Aside from those objects, it was fairly standard prison museum fare – lots of photographs and newspaper clippings, and a couple uniforms and a little wooden (cardboard?) model of the prison, although there were a few grisly bits thrown in here and there amongst the mundane if you took the time to look, like the innocent looking ruler and pliers that were actually tools used by executioners to measure the rope for hanging. But it certainly wasn’t as thrilling as an actual criminology museum, and for all that the museum had been recently redone, I found the information in the cases quite hard to read, as it was printed in small font on laminated sheets hung in the back of the cases, and with the sunlight streaming in through the open doors, it was hard to get the right angle to actually be able to read them and match the labels up with the objects in the cases, let alone clandestinely photograph them.
Apart from being intimidated by the location (which, as you might expect, is not the easiest thing to access.
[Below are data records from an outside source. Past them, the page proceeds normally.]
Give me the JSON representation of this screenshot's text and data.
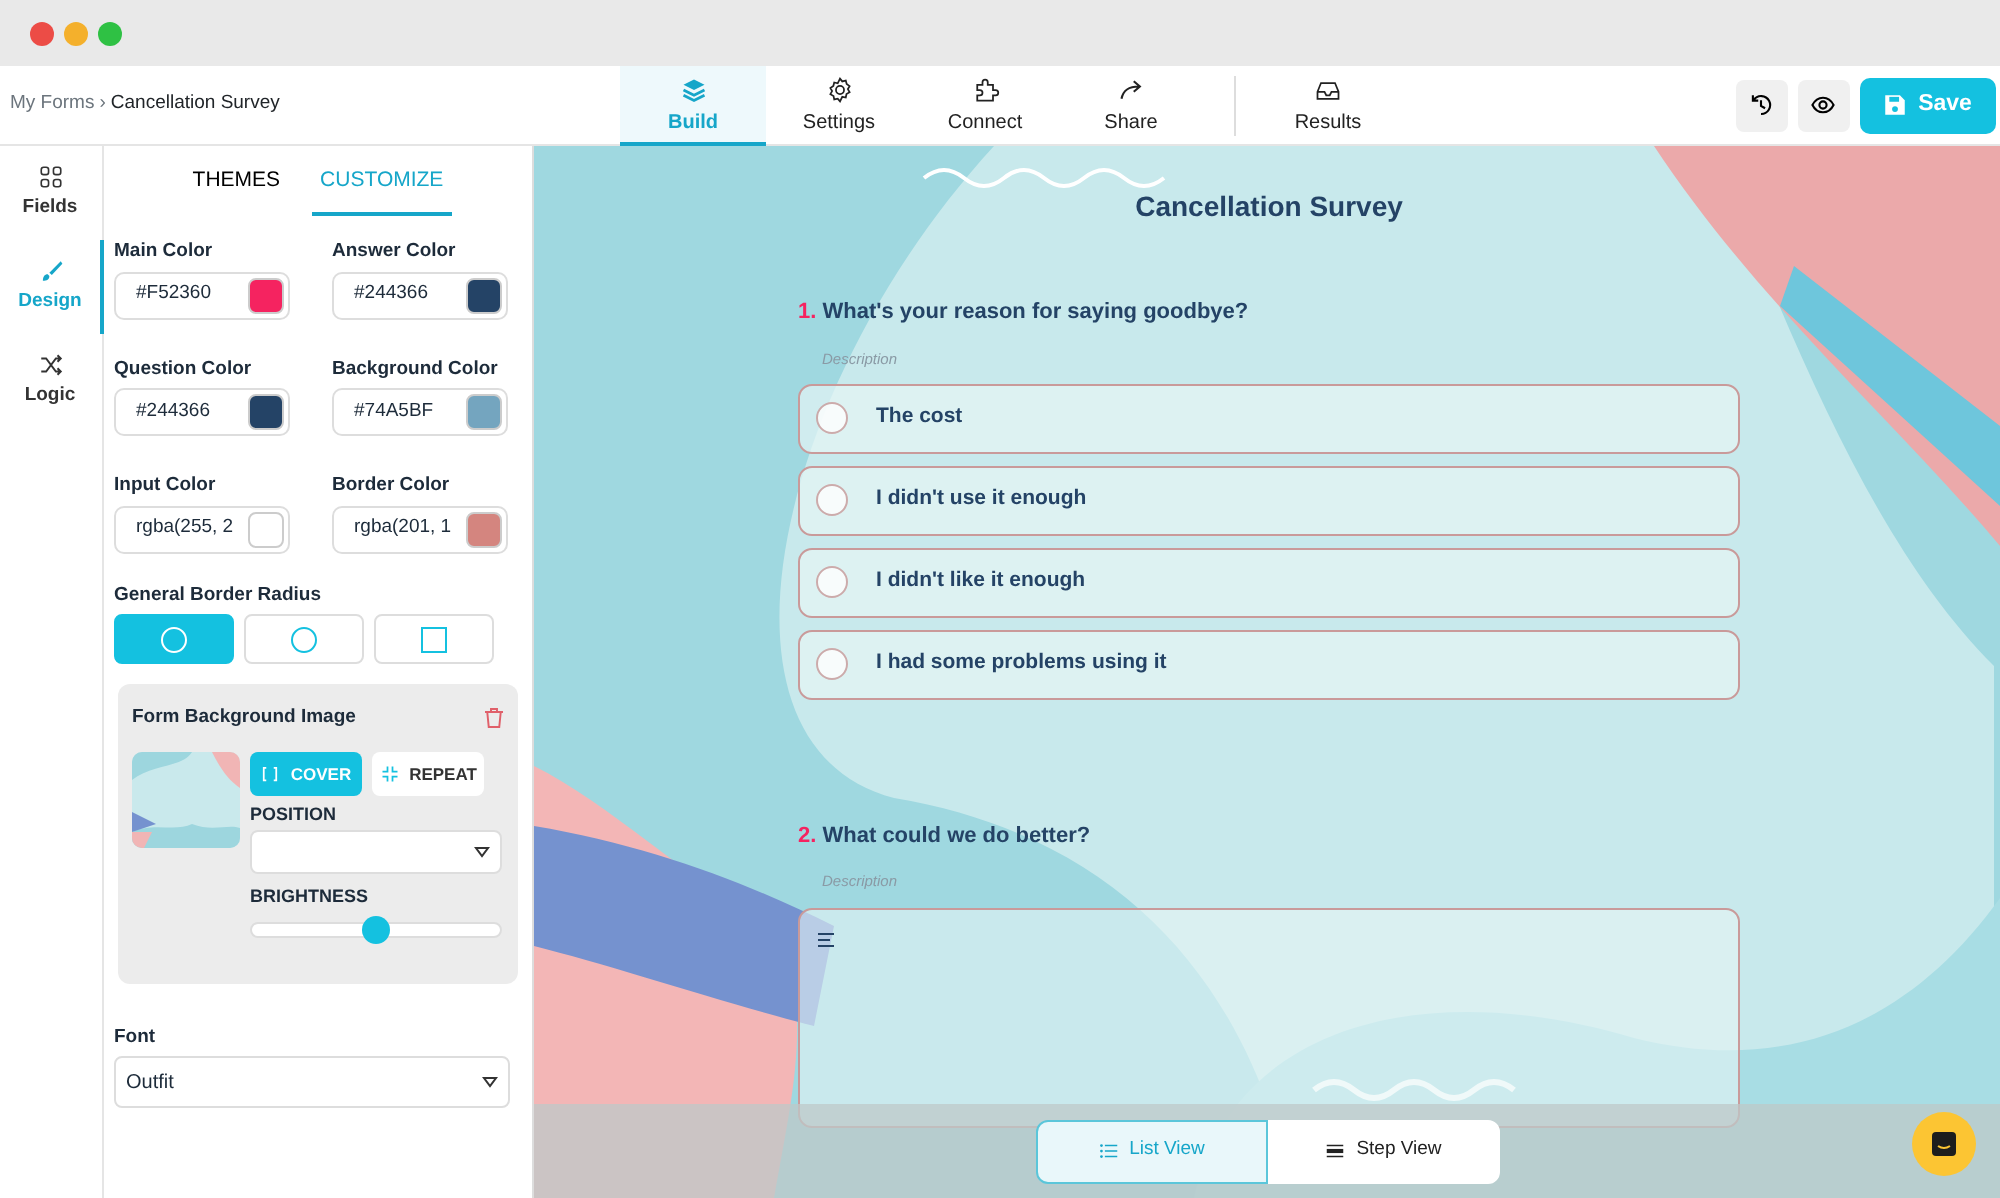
{
  "breadcrumb": {
    "items": [
      "My Forms",
      "Cancellation Survey"
    ],
    "separator": "›"
  },
  "nav_tabs": [
    {
      "label": "Build",
      "selected": true
    },
    {
      "label": "Settings",
      "selected": false
    },
    {
      "label": "Connect",
      "selected": false
    },
    {
      "label": "Share",
      "selected": false
    },
    {
      "label": "Results",
      "selected": false
    }
  ],
  "header_actions": [
    {
      "kind": "icon"
    },
    {
      "kind": "icon"
    },
    {
      "kind": "primary",
      "label": "Save"
    }
  ],
  "rail": [
    {
      "label": "Fields",
      "selected": false
    },
    {
      "label": "Design",
      "selected": true
    },
    {
      "label": "Logic",
      "selected": false
    }
  ],
  "panel_tabs": [
    {
      "label": "THEMES",
      "selected": false
    },
    {
      "label": "CUSTOMIZE",
      "selected": true
    }
  ],
  "colors": [
    {
      "label": "Main Color",
      "value": "#F52360",
      "color": "#f52360"
    },
    {
      "label": "Answer Color",
      "value": "#244366",
      "color": "#244366"
    },
    {
      "label": "Question Color",
      "value": "#244366",
      "color": "#244366"
    },
    {
      "label": "Background Color",
      "value": "#74A5BF",
      "color": "#74a5bf"
    },
    {
      "label": "Input Color",
      "value": "rgba(255, 2",
      "color": "#ffffff"
    },
    {
      "label": "Border Color",
      "value": "rgba(201, 1",
      "color": "#d4857f"
    }
  ],
  "border_radius": {
    "label": "General Border Radius",
    "options": [
      {
        "kind": "circle",
        "selected": true
      },
      {
        "kind": "circle",
        "selected": false
      },
      {
        "kind": "square",
        "selected": false
      }
    ]
  },
  "background_image": {
    "title": "Form Background Image",
    "modes": [
      {
        "label": "COVER",
        "selected": true
      },
      {
        "label": "REPEAT",
        "selected": false
      }
    ],
    "position_label": "POSITION",
    "brightness_label": "BRIGHTNESS",
    "brightness": {
      "level": 0.5
    }
  },
  "font": {
    "label": "Font",
    "value": "Outfit"
  },
  "form": {
    "title": "Cancellation Survey",
    "questions": [
      {
        "number": "1.",
        "text": "What's your reason for saying goodbye?",
        "description": "Description",
        "kind": "choice",
        "options": [
          {
            "label": "The cost",
            "selected": false
          },
          {
            "label": "I didn't use it enough",
            "selected": false
          },
          {
            "label": "I didn't like it enough",
            "selected": false
          },
          {
            "label": "I had some problems using it",
            "selected": false
          }
        ]
      },
      {
        "number": "2.",
        "text": "What could we do better?",
        "description": "Description",
        "kind": "text"
      }
    ]
  },
  "view_toggle": [
    {
      "label": "List View",
      "selected": true
    },
    {
      "label": "Step View",
      "selected": false
    }
  ]
}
You kind of have to get a bus from Earlsfield, or walk for quite a while) and thus having a bit of a panic when I couldn’t find it right away, I certainly don’t regret visiting, but I do wish that the information was more detailed and a bit easier to read. I also wish the officer working there could have shared more behind-the-scenes stories with us, as that was what made the City Police Museum so delightful on my first visit (until they went ahead and ruined it by making it very impersonal). I imagine they’ll probably be open at some point in September for either Heritage Open Days or Open House London if you want to pay this museum a visit yourself, though I think there are certainly better crime and punishment museums out there. 2.5/5.